Fig. 5. Individual phage decision-making occurs in separated subcellular locations.

a Colored arrows represent the transcripts targeted by FISH. The arrow direction corresponds to the transcription direction. The colored line segments on the black line mark the approximate locations of the FISH probes relative to the transcripts. b Decision-making transcripts localize to subcellular locations. Representative infected cells at 15 min post-infection with cells DAPI-stained. Representative cells chosen from four independent infection experiments. All scale bars in this figure are 2 μm. c Average pRE FISH signal is plotted against pR signal (Pearson’s ρ in plot, p value <0.001). d–g Phages make different decisions in separate subcellular locations. pR transcripts, separated by DAPI clusters, occupy separate areas. Of 2035 cells, 645 have pRE foci. Of 2035 cells, 439 have pRʹ foci. In all, 504/2035 cells have pRE without pRʹ foci. Of 2035, 298 cells have pRʹ without pRE foci. d–e Representative cells showing lytic decisions in a subset of different locations (75/2035 cells). f–g Representative cells showing conflicting lytic/lysogenic decisions in different locations (48/2035 cells). Representative cells chosen from four independent infection experiments.
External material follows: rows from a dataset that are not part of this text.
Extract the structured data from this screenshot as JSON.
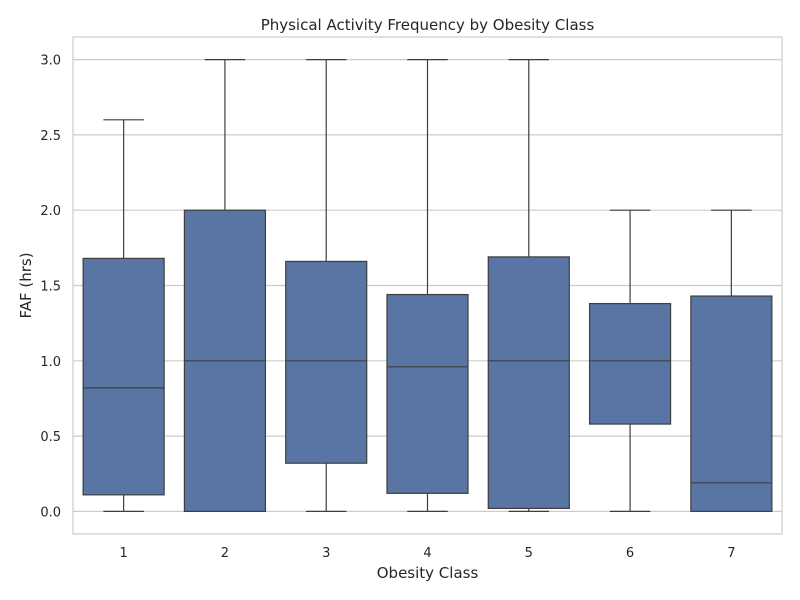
{
  "chart_data": {
    "type": "box",
    "title": "Physical Activity Frequency by Obesity Class",
    "xlabel": "Obesity Class",
    "ylabel": "FAF (hrs)",
    "ylim": [
      -0.15,
      3.15
    ],
    "yticks": [
      0.0,
      0.5,
      1.0,
      1.5,
      2.0,
      2.5,
      3.0
    ],
    "ytick_labels": [
      "0.0",
      "0.5",
      "1.0",
      "1.5",
      "2.0",
      "2.5",
      "3.0"
    ],
    "grid": true,
    "box_color": "#5875a4",
    "line_color": "#3f3f3f",
    "categories": [
      "1",
      "2",
      "3",
      "4",
      "5",
      "6",
      "7"
    ],
    "boxes": [
      {
        "category": "1",
        "whisker_low": 0.0,
        "q1": 0.11,
        "median": 0.82,
        "q3": 1.68,
        "whisker_high": 2.6
      },
      {
        "category": "2",
        "whisker_low": 0.0,
        "q1": 0.0,
        "median": 1.0,
        "q3": 2.0,
        "whisker_high": 3.0
      },
      {
        "category": "3",
        "whisker_low": 0.0,
        "q1": 0.32,
        "median": 1.0,
        "q3": 1.66,
        "whisker_high": 3.0
      },
      {
        "category": "4",
        "whisker_low": 0.0,
        "q1": 0.12,
        "median": 0.96,
        "q3": 1.44,
        "whisker_high": 3.0
      },
      {
        "category": "5",
        "whisker_low": 0.0,
        "q1": 0.02,
        "median": 1.0,
        "q3": 1.69,
        "whisker_high": 3.0
      },
      {
        "category": "6",
        "whisker_low": 0.0,
        "q1": 0.58,
        "median": 1.0,
        "q3": 1.38,
        "whisker_high": 2.0
      },
      {
        "category": "7",
        "whisker_low": 0.0,
        "q1": 0.0,
        "median": 0.19,
        "q3": 1.43,
        "whisker_high": 2.0
      }
    ]
  }
}
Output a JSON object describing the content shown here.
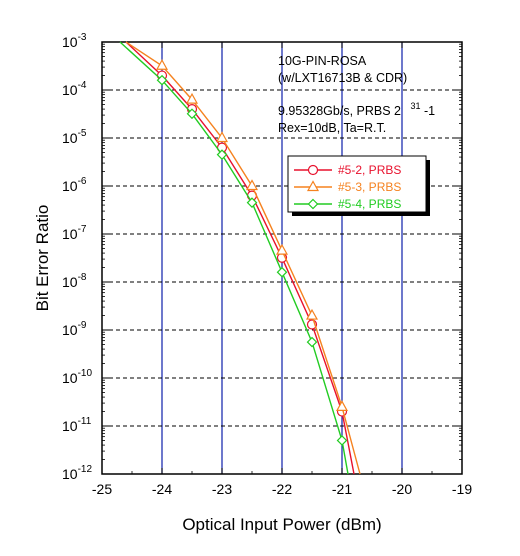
{
  "chart_data": {
    "type": "line",
    "xlabel": "Optical Input Power (dBm)",
    "ylabel": "Bit Error Ratio",
    "xlim": [
      -25,
      -19
    ],
    "ylim": [
      1e-12,
      0.001
    ],
    "yscale": "log",
    "x_ticks": [
      "-25",
      "-24",
      "-23",
      "-22",
      "-21",
      "-20",
      "-19"
    ],
    "y_ticks": [
      {
        "base": "10",
        "exp": "-3"
      },
      {
        "base": "10",
        "exp": "-4"
      },
      {
        "base": "10",
        "exp": "-5"
      },
      {
        "base": "10",
        "exp": "-6"
      },
      {
        "base": "10",
        "exp": "-7"
      },
      {
        "base": "10",
        "exp": "-8"
      },
      {
        "base": "10",
        "exp": "-9"
      },
      {
        "base": "10",
        "exp": "-10"
      },
      {
        "base": "10",
        "exp": "-11"
      },
      {
        "base": "10",
        "exp": "-12"
      }
    ],
    "grid": true,
    "legend_position": "right",
    "annotations": {
      "line1": "10G-PIN-ROSA",
      "line2": "(w/LXT16713B & CDR)",
      "line3_main": "9.95328Gb/s, PRBS 2",
      "line3_sup": "31",
      "line3_tail": "-1",
      "line4": "Rex=10dB, Ta=R.T."
    },
    "series": [
      {
        "name": "#5-2, PRBS",
        "color": "#e8112d",
        "marker": "circle",
        "x": [
          -24.0,
          -23.5,
          -23.0,
          -22.5,
          -22.0,
          -21.5,
          -21.0
        ],
        "y": [
          0.0002,
          4e-05,
          6.3e-06,
          6.3e-07,
          3.2e-08,
          1.3e-09,
          2e-11
        ],
        "line_x": [
          -24.6,
          -20.8
        ],
        "line_y": [
          0.001,
          1e-12
        ]
      },
      {
        "name": "#5-3, PRBS",
        "color": "#f5821f",
        "marker": "triangle",
        "x": [
          -24.0,
          -23.5,
          -23.0,
          -22.5,
          -22.0,
          -21.5,
          -21.0
        ],
        "y": [
          0.00032,
          6.3e-05,
          1e-05,
          1e-06,
          4.5e-08,
          2e-09,
          2.5e-11
        ],
        "line_x": [
          -24.6,
          -20.7
        ],
        "line_y": [
          0.001,
          1e-12
        ]
      },
      {
        "name": "#5-4, PRBS",
        "color": "#22cc22",
        "marker": "diamond",
        "x": [
          -24.0,
          -23.5,
          -23.0,
          -22.5,
          -22.0,
          -21.5,
          -21.0
        ],
        "y": [
          0.00016,
          3.2e-05,
          4.5e-06,
          4.5e-07,
          1.6e-08,
          5.6e-10,
          5e-12
        ],
        "line_x": [
          -24.7,
          -20.9
        ],
        "line_y": [
          0.001,
          1e-12
        ]
      }
    ]
  }
}
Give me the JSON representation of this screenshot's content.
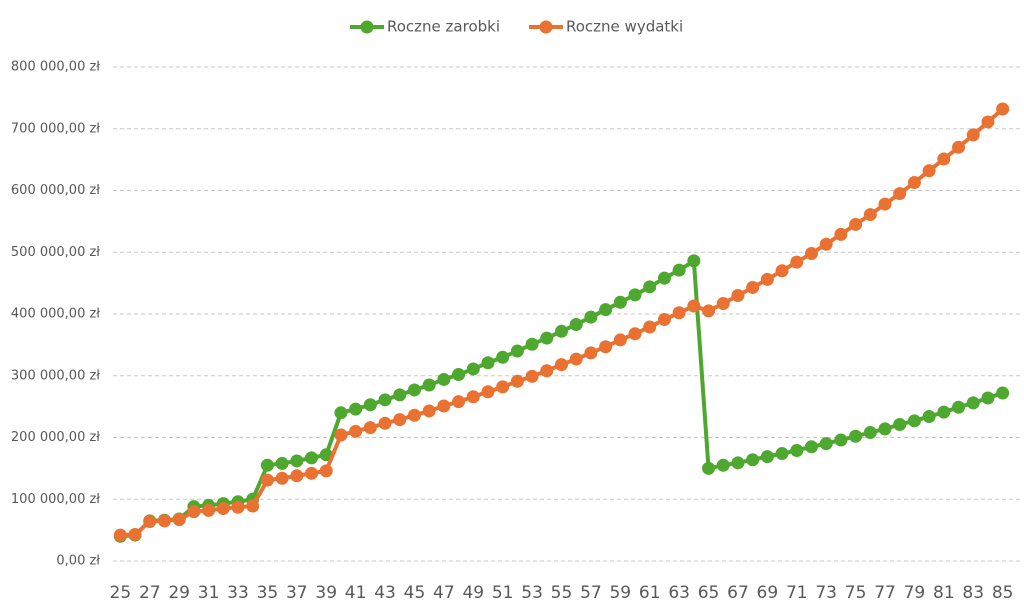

In total, 141/2035 cells have both pRE and pRʹ in the same cell at any locations. h Model of lambda decision-making in subcellular space. Phage DNAs occupy different subcellular areas, separated by bacterial DNA. Phage DNAs undergo gene expression in their locations, consisting of transcription and translation. It is unknown where key proteins localize after detaching from mRNA. Phage DNAs sequester essential DNA replication resources to their own locations. Phage DNA replication transpires where individual DNAs are, and continued transcription remains localized with phage DNA. Individual units remain separated by bacterial DNA and can differ in composition. Expanding phage DNAs physically push bacterial DNA inside the cell. Individual decisions may be enacted by segregated phage DNAs. Source data are provided as a Source Data file.